There were even more interesting findings in this study, which was written up in the European Journal of Social Psychology. One was that the repetitions of a behavior in the early phase can produce a larger increase in behavior automation.  This means that while you may not have established a habit to full strength yet after only 21 days, those early weeks are a very, very important part of the process. If you get through the early phase, you are more likely to get over the hump, so to speak.

The problem is, we all know how notoriously difficult it is to even get started on new fitness and health habits, as well as how hard it is to get momentum going, (let alone keep it going).

The good news is that, based on this research, if you miss a day, you do NOT get sent back to zero.
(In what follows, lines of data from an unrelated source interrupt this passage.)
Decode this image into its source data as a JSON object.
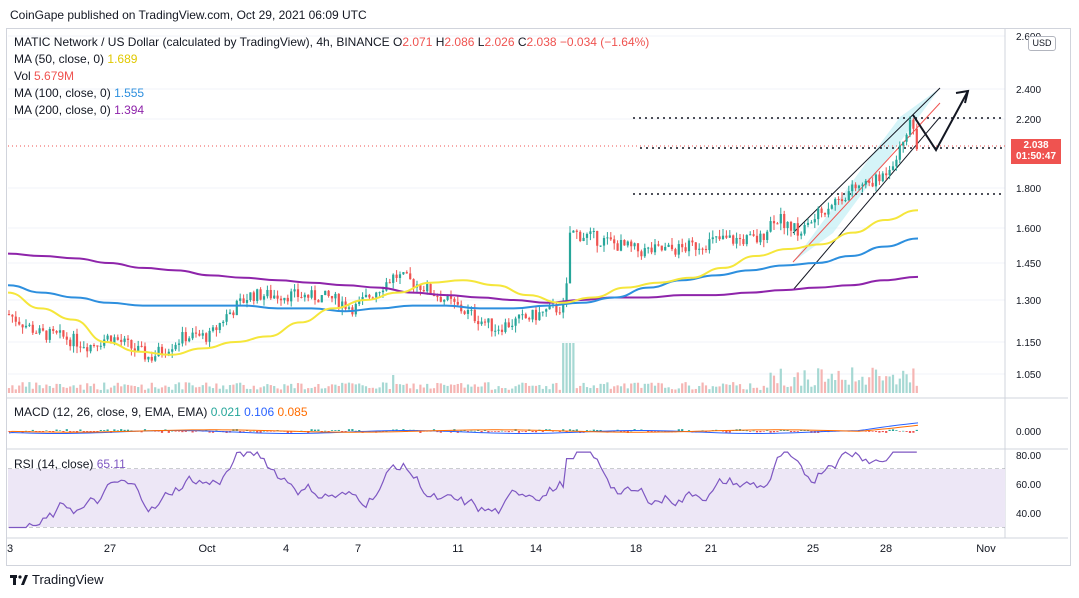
{
  "publisher_line": "CoinGape published on TradingView.com, Oct 29, 2021 06:09 UTC",
  "legend": {
    "symbol": "MATIC Network / US Dollar (calculated by TradingView), 4h, BINANCE",
    "open_label": "O",
    "open": "2.071",
    "high_label": "H",
    "high": "2.086",
    "low_label": "L",
    "low": "2.026",
    "close_label": "C",
    "close": "2.038",
    "change": "−0.034 (−1.64%)",
    "ma50_label": "MA (50, close, 0)",
    "ma50_value": "1.689",
    "vol_label": "Vol",
    "vol_value": "5.679M",
    "ma100_label": "MA (100, close, 0)",
    "ma100_value": "1.555",
    "ma200_label": "MA (200, close, 0)",
    "ma200_value": "1.394"
  },
  "currency_badge": "USD",
  "last_price_tag": {
    "price": "2.038",
    "countdown": "01:50:47"
  },
  "macd": {
    "label": "MACD (12, 26, close, 9, EMA, EMA)",
    "v1": "0.021",
    "v2": "0.106",
    "v3": "0.085"
  },
  "rsi": {
    "label": "RSI (14, close)",
    "value": "65.11"
  },
  "footer_brand": "TradingView",
  "colors": {
    "up": "#26a69a",
    "down": "#ef5350",
    "ma50": "#f5e63b",
    "ma100": "#2d8fde",
    "ma200": "#8e24aa",
    "rsi": "#7e57c2",
    "rsi_band": "#ede7f6",
    "channel": "#b2ebf2",
    "accent": "#2962ff"
  },
  "chart_data": {
    "type": "candlestick",
    "title": "MATIC Network / US Dollar, 4h, BINANCE",
    "x_ticks": [
      "3",
      "27",
      "Oct",
      "4",
      "7",
      "11",
      "14",
      "18",
      "21",
      "25",
      "28",
      "Nov"
    ],
    "price_axis_ticks": [
      "2.600",
      "2.400",
      "2.200",
      "1.800",
      "1.600",
      "1.450",
      "1.300",
      "1.150",
      "1.050"
    ],
    "macd_axis_ticks": [
      "0.000"
    ],
    "rsi_axis_ticks": [
      "80.00",
      "60.00",
      "40.00"
    ],
    "last_close": 2.038,
    "horizontal_levels": [
      2.21,
      2.03,
      1.77
    ],
    "ma50_approx": [
      1.33,
      1.27,
      1.23,
      1.15,
      1.12,
      1.11,
      1.13,
      1.15,
      1.17,
      1.22,
      1.27,
      1.3,
      1.33,
      1.37,
      1.38,
      1.36,
      1.32,
      1.29,
      1.31,
      1.35,
      1.37,
      1.39,
      1.43,
      1.48,
      1.51,
      1.53,
      1.58,
      1.64,
      1.689
    ],
    "ma100_approx": [
      1.36,
      1.33,
      1.31,
      1.29,
      1.28,
      1.28,
      1.28,
      1.28,
      1.27,
      1.27,
      1.26,
      1.27,
      1.28,
      1.28,
      1.27,
      1.27,
      1.28,
      1.29,
      1.31,
      1.35,
      1.38,
      1.4,
      1.42,
      1.44,
      1.45,
      1.48,
      1.52,
      1.555
    ],
    "ma200_approx": [
      1.49,
      1.48,
      1.47,
      1.45,
      1.43,
      1.42,
      1.4,
      1.39,
      1.38,
      1.37,
      1.36,
      1.35,
      1.33,
      1.32,
      1.31,
      1.3,
      1.29,
      1.3,
      1.31,
      1.31,
      1.32,
      1.32,
      1.33,
      1.34,
      1.35,
      1.36,
      1.38,
      1.394
    ]
  }
}
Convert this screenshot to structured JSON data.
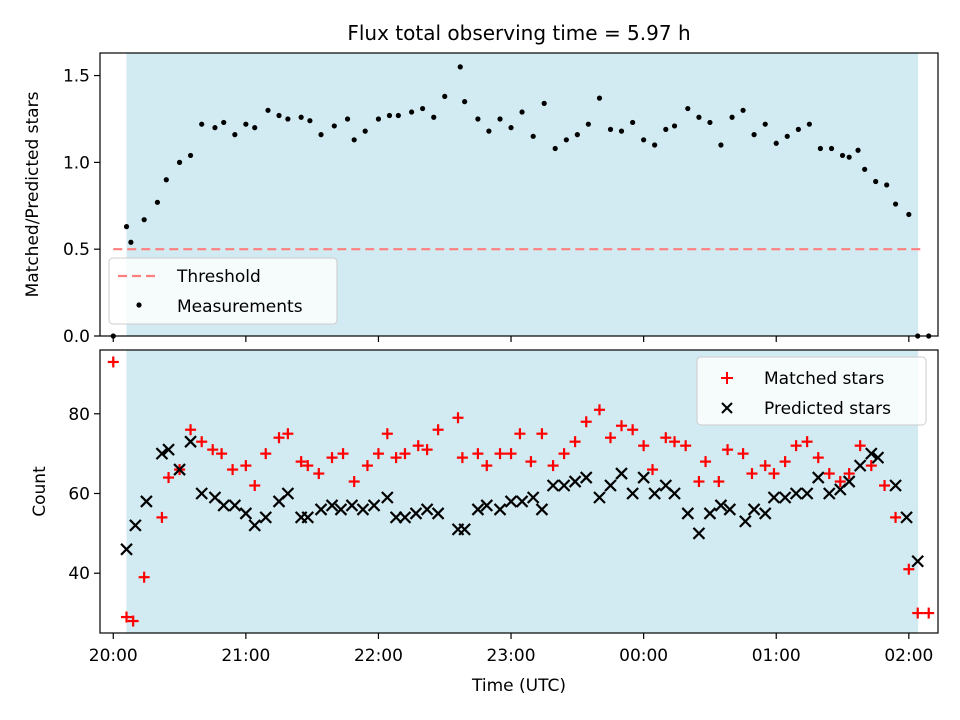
{
  "figure": {
    "title": "Flux total observing time = 5.97 h",
    "xlabel": "Time (UTC)"
  },
  "chart_data": [
    {
      "type": "scatter",
      "panel": "top",
      "ylabel": "Matched/Predicted stars",
      "xlim": [
        19.9,
        26.22
      ],
      "ylim": [
        0,
        1.63
      ],
      "y_ticks": [
        0.0,
        0.5,
        1.0,
        1.5
      ],
      "y_tick_labels": [
        "0.0",
        "0.5",
        "1.0",
        "1.5"
      ],
      "shaded_interval": [
        20.1,
        26.07
      ],
      "shade_color": "#add8e6",
      "legend_position": "lower-left",
      "threshold": {
        "name": "Threshold",
        "value": 0.5,
        "x_range": [
          20.0,
          26.1
        ],
        "color": "#ff7f7f"
      },
      "series": [
        {
          "name": "Measurements",
          "color": "#000000",
          "marker": "dot",
          "x": [
            20.0,
            20.1,
            20.133,
            20.233,
            20.333,
            20.4,
            20.5,
            20.583,
            20.667,
            20.767,
            20.833,
            20.917,
            21.0,
            21.067,
            21.167,
            21.25,
            21.317,
            21.417,
            21.483,
            21.567,
            21.667,
            21.767,
            21.817,
            21.9,
            22.0,
            22.083,
            22.15,
            22.25,
            22.333,
            22.417,
            22.5,
            22.617,
            22.65,
            22.75,
            22.833,
            22.917,
            23.0,
            23.083,
            23.167,
            23.25,
            23.333,
            23.417,
            23.5,
            23.583,
            23.667,
            23.75,
            23.833,
            23.917,
            24.0,
            24.083,
            24.167,
            24.233,
            24.333,
            24.417,
            24.5,
            24.583,
            24.667,
            24.75,
            24.833,
            24.917,
            25.0,
            25.083,
            25.167,
            25.25,
            25.333,
            25.417,
            25.5,
            25.55,
            25.617,
            25.667,
            25.75,
            25.833,
            25.9,
            26.0,
            26.067,
            26.15
          ],
          "y": [
            0.0,
            0.63,
            0.54,
            0.67,
            0.77,
            0.9,
            1.0,
            1.04,
            1.22,
            1.2,
            1.23,
            1.16,
            1.22,
            1.2,
            1.3,
            1.27,
            1.25,
            1.26,
            1.24,
            1.16,
            1.21,
            1.25,
            1.13,
            1.18,
            1.25,
            1.27,
            1.27,
            1.29,
            1.31,
            1.26,
            1.38,
            1.55,
            1.35,
            1.25,
            1.18,
            1.25,
            1.2,
            1.29,
            1.15,
            1.34,
            1.08,
            1.13,
            1.16,
            1.22,
            1.37,
            1.19,
            1.18,
            1.23,
            1.13,
            1.1,
            1.19,
            1.21,
            1.31,
            1.26,
            1.23,
            1.1,
            1.26,
            1.3,
            1.16,
            1.22,
            1.11,
            1.15,
            1.19,
            1.22,
            1.08,
            1.08,
            1.04,
            1.03,
            1.07,
            0.96,
            0.89,
            0.87,
            0.76,
            0.7,
            0.0,
            0.0
          ]
        }
      ]
    },
    {
      "type": "scatter",
      "panel": "bottom",
      "ylabel": "Count",
      "xlim": [
        19.9,
        26.22
      ],
      "ylim": [
        25,
        96
      ],
      "x_ticks": [
        20,
        21,
        22,
        23,
        24,
        25,
        26
      ],
      "x_tick_labels": [
        "20:00",
        "21:00",
        "22:00",
        "23:00",
        "00:00",
        "01:00",
        "02:00"
      ],
      "y_ticks": [
        40,
        60,
        80
      ],
      "y_tick_labels": [
        "40",
        "60",
        "80"
      ],
      "shaded_interval": [
        20.1,
        26.07
      ],
      "shade_color": "#add8e6",
      "legend_position": "top-right",
      "series": [
        {
          "name": "Matched stars",
          "color": "#ff0000",
          "marker": "plus",
          "x": [
            20.0,
            20.1,
            20.15,
            20.233,
            20.367,
            20.417,
            20.5,
            20.583,
            20.667,
            20.75,
            20.817,
            20.9,
            21.0,
            21.067,
            21.15,
            21.25,
            21.317,
            21.417,
            21.467,
            21.55,
            21.65,
            21.733,
            21.817,
            21.917,
            22.0,
            22.067,
            22.133,
            22.2,
            22.3,
            22.367,
            22.45,
            22.6,
            22.633,
            22.75,
            22.817,
            22.917,
            23.0,
            23.067,
            23.15,
            23.233,
            23.317,
            23.4,
            23.483,
            23.567,
            23.667,
            23.75,
            23.833,
            23.917,
            24.0,
            24.067,
            24.167,
            24.233,
            24.317,
            24.417,
            24.467,
            24.567,
            24.633,
            24.75,
            24.817,
            24.917,
            24.983,
            25.067,
            25.15,
            25.233,
            25.317,
            25.4,
            25.483,
            25.55,
            25.633,
            25.717,
            25.817,
            25.9,
            26.0,
            26.067,
            26.15
          ],
          "y": [
            93,
            29,
            28,
            39,
            54,
            64,
            66,
            76,
            73,
            71,
            70,
            66,
            67,
            62,
            70,
            74,
            75,
            68,
            67,
            65,
            69,
            70,
            63,
            67,
            70,
            75,
            69,
            70,
            72,
            71,
            76,
            79,
            69,
            70,
            67,
            70,
            70,
            75,
            68,
            75,
            67,
            70,
            73,
            78,
            81,
            74,
            77,
            76,
            72,
            66,
            74,
            73,
            72,
            63,
            68,
            63,
            71,
            70,
            65,
            67,
            65,
            68,
            72,
            73,
            69,
            65,
            63,
            65,
            72,
            67,
            62,
            54,
            41,
            30,
            30
          ]
        },
        {
          "name": "Predicted stars",
          "color": "#000000",
          "marker": "x",
          "x": [
            20.1,
            20.167,
            20.25,
            20.367,
            20.417,
            20.5,
            20.583,
            20.667,
            20.767,
            20.833,
            20.917,
            21.0,
            21.067,
            21.15,
            21.25,
            21.317,
            21.417,
            21.467,
            21.567,
            21.65,
            21.717,
            21.8,
            21.883,
            21.967,
            22.067,
            22.133,
            22.2,
            22.283,
            22.367,
            22.45,
            22.6,
            22.65,
            22.75,
            22.817,
            22.917,
            23.0,
            23.083,
            23.167,
            23.233,
            23.317,
            23.4,
            23.483,
            23.567,
            23.667,
            23.75,
            23.833,
            23.917,
            24.0,
            24.083,
            24.167,
            24.233,
            24.333,
            24.417,
            24.5,
            24.583,
            24.65,
            24.767,
            24.833,
            24.917,
            24.983,
            25.067,
            25.15,
            25.233,
            25.317,
            25.4,
            25.483,
            25.55,
            25.633,
            25.717,
            25.767,
            25.9,
            25.983,
            26.067
          ],
          "y": [
            46,
            52,
            58,
            70,
            71,
            66,
            73,
            60,
            59,
            57,
            57,
            55,
            52,
            54,
            58,
            60,
            54,
            54,
            56,
            57,
            56,
            57,
            56,
            57,
            59,
            54,
            54,
            55,
            56,
            55,
            51,
            51,
            56,
            57,
            56,
            58,
            58,
            59,
            56,
            62,
            62,
            63,
            64,
            59,
            62,
            65,
            60,
            64,
            60,
            62,
            60,
            55,
            50,
            55,
            57,
            56,
            53,
            56,
            55,
            59,
            59,
            60,
            60,
            64,
            60,
            61,
            63,
            67,
            70,
            69,
            62,
            54,
            43
          ]
        }
      ]
    }
  ]
}
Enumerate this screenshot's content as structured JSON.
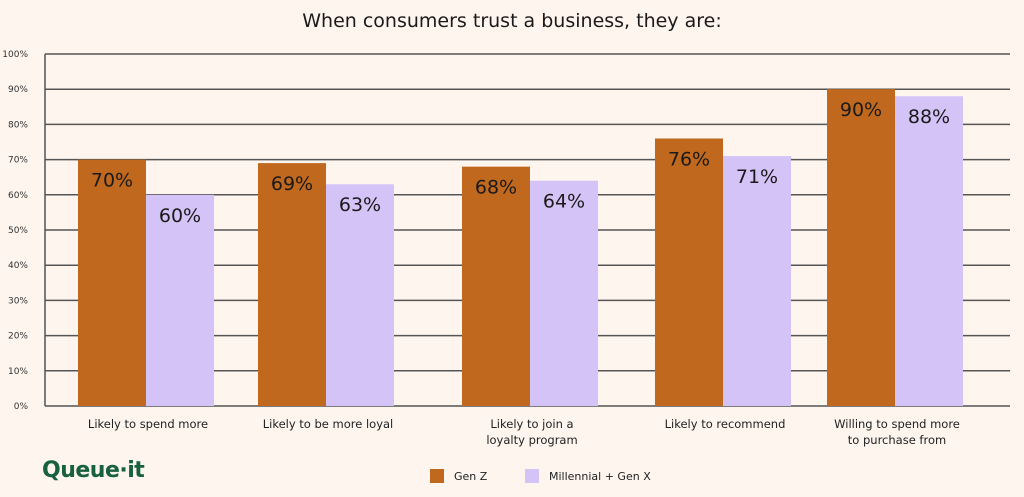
{
  "chart_data": {
    "type": "bar",
    "title": "When consumers trust a business, they are:",
    "categories": [
      [
        "Likely to spend more"
      ],
      [
        "Likely to be more loyal"
      ],
      [
        "Likely to join a",
        "loyalty program"
      ],
      [
        "Likely to recommend"
      ],
      [
        "Willing to spend more",
        "to purchase from"
      ]
    ],
    "series": [
      {
        "name": "Gen Z",
        "color": "#c0681e",
        "values": [
          70,
          69,
          68,
          76,
          90
        ],
        "labels": [
          "70%",
          "69%",
          "68%",
          "76%",
          "90%"
        ]
      },
      {
        "name": "Millennial + Gen X",
        "color": "#d4c3f6",
        "values": [
          60,
          63,
          64,
          71,
          88
        ],
        "labels": [
          "60%",
          "63%",
          "64%",
          "71%",
          "88%"
        ]
      }
    ],
    "ylim": [
      0,
      100
    ],
    "yticks": [
      "0%",
      "10%",
      "20%",
      "30%",
      "40%",
      "50%",
      "60%",
      "70%",
      "80%",
      "90%",
      "100%"
    ],
    "grid": true,
    "legend": "bottom"
  },
  "logo": "Queue·it"
}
What happens is you simply *DELAY* the automation of your habit.  If you are always inconsistent, yeah, it's going to take you a long time, but if you miss once or twice here and there, no biggie, you just get back on the track.

This means that you don't have to be perfect, but one of the habits you must form is the habit of getting back on track quickly any time you've gotten off track. (I can't even emphasize how important this is!)
 
Even if it takes two months or more for a habit to reach full strength, if you were steady and consistent for even just the first several weeks, then new healthy daily habits will take root, at least some degree.